Nicole and her kiddos

During this extended self-isolation experience I’ve especially enjoyed one of my favorites, Househunters International.  A fan for years, I even watch repeats of episodes filmed in places I either love or really, really want to visit.  Because the episodes are short, I often watch them during lunch, to get a true break during the workday.

So this week I was watching an episode in Scotland, a place that holds special interest because my paternal great grandfather was born in Glasgow.  The house hunter, American Nicole Ratliff, was an engaging single mom who, with her twin 9-year-olds, was moving there from Mexico to attend the University of St. Andrews.  Interesting, but I was admittedly focused on my yummy avocado toast lunch (topped with leftover grilled sweet potatoes and asparagus, and a fried egg!)—until something grabbed my attention.  I rewound to make sure I’d heard correctly. Yes, Nicole mentioned that at age seven she was diagnosed with spina bifida.  My niece has spina bifida. Hers is a more severe case that was diagnosed prenatally, and she uses a wheelchair.  Nicole walks with a cane, and the stairs in the homes she viewed were a visible challenge for her, but on her limited budget the best she could hope for was a bedroom/bathroom on the ground floor.

I was curious about this woman’s story.  Turns out she became an expat to give her children the experience of living in different places, learning different cultures, and becoming, like her, lifelong learners.  She was pursuing a second master’s degree in social anthropology.
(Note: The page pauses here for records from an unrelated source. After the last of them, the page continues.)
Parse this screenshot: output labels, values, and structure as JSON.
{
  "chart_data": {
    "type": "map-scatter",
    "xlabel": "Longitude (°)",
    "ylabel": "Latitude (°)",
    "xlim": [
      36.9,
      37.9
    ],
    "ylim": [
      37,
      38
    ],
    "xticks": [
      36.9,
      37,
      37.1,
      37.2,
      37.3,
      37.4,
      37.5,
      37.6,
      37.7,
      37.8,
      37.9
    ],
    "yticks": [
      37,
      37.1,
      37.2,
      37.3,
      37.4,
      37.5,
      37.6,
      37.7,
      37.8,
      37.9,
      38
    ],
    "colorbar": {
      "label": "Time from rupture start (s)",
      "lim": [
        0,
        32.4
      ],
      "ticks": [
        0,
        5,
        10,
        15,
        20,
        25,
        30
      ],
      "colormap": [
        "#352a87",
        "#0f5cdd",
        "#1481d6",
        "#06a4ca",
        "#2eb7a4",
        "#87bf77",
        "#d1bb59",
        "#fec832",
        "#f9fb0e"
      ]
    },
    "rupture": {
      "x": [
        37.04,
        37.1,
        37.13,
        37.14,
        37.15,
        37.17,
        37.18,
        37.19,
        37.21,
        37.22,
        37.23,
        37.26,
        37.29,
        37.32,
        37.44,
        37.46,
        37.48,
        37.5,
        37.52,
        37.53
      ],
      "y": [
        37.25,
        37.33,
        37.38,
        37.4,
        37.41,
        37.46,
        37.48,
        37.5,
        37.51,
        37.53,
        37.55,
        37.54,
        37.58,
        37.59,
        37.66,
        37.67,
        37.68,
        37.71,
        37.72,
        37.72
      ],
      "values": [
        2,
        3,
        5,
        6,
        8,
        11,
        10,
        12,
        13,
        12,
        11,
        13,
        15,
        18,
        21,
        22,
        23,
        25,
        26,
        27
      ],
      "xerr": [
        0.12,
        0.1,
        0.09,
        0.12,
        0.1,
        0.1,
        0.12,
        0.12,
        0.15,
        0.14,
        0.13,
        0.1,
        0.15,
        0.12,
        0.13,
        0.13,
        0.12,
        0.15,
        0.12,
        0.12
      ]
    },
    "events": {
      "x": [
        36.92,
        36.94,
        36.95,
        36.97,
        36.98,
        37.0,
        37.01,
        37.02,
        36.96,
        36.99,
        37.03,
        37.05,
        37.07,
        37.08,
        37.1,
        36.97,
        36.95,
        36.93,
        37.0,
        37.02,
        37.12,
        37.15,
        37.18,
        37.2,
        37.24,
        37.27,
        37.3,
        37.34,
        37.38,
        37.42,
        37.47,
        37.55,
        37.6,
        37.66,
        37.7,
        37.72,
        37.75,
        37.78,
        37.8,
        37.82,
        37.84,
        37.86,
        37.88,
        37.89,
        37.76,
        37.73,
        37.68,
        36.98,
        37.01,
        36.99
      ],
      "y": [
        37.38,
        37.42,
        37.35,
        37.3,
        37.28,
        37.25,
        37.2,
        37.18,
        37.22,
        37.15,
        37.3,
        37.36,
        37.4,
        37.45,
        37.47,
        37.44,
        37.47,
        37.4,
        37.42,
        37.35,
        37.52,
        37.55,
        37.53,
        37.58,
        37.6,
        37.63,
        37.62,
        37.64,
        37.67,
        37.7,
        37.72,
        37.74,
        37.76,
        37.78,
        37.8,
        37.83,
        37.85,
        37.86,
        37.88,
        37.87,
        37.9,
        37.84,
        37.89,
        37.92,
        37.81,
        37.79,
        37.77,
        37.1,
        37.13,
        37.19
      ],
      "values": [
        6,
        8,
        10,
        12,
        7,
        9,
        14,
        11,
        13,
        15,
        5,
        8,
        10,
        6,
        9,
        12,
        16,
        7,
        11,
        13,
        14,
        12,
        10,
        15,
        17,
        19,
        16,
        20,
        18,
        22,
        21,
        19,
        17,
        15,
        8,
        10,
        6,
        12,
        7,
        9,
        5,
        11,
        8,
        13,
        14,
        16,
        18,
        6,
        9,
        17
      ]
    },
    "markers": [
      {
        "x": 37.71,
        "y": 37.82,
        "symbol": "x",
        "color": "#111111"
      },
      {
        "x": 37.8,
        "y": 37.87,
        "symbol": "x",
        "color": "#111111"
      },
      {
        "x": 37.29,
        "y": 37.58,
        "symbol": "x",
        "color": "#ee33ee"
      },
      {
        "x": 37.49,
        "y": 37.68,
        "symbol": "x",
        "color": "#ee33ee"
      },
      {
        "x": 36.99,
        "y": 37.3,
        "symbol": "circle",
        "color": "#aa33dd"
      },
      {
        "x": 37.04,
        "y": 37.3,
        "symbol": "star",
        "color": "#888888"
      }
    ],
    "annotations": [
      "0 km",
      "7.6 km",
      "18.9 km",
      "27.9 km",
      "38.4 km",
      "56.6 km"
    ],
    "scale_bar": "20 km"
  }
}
But wait, there’s more—her twins also have disabilities (autism and ADD/oppositional defiance disorder).  Nicole left her government job to travel with her kids “to show that because you have a disability, does not mean you should not be able to travel and see the world.” They have a Facebook blog, and as I read it I discovered that they are Roamers!  Currently self-isolating in St. Andrews after having lived in Columbia and Mexico, they are living roaming lives, worldschooling, exploring, and inspiring many people, especially single parents and people with disabilities.  

Phil and I don’t have disabilities.  We don’t have money problems. We’re healthy, we’re white Americans, we’re privileged. And we’re self-isolating here in central Texas, longing for the day when we can resume travel and plan in earnest for our roaming days. But in the meantime, I plan to devote some time every day to gratitude, and to celebrate people like Nicole and her kids, who inspire us all.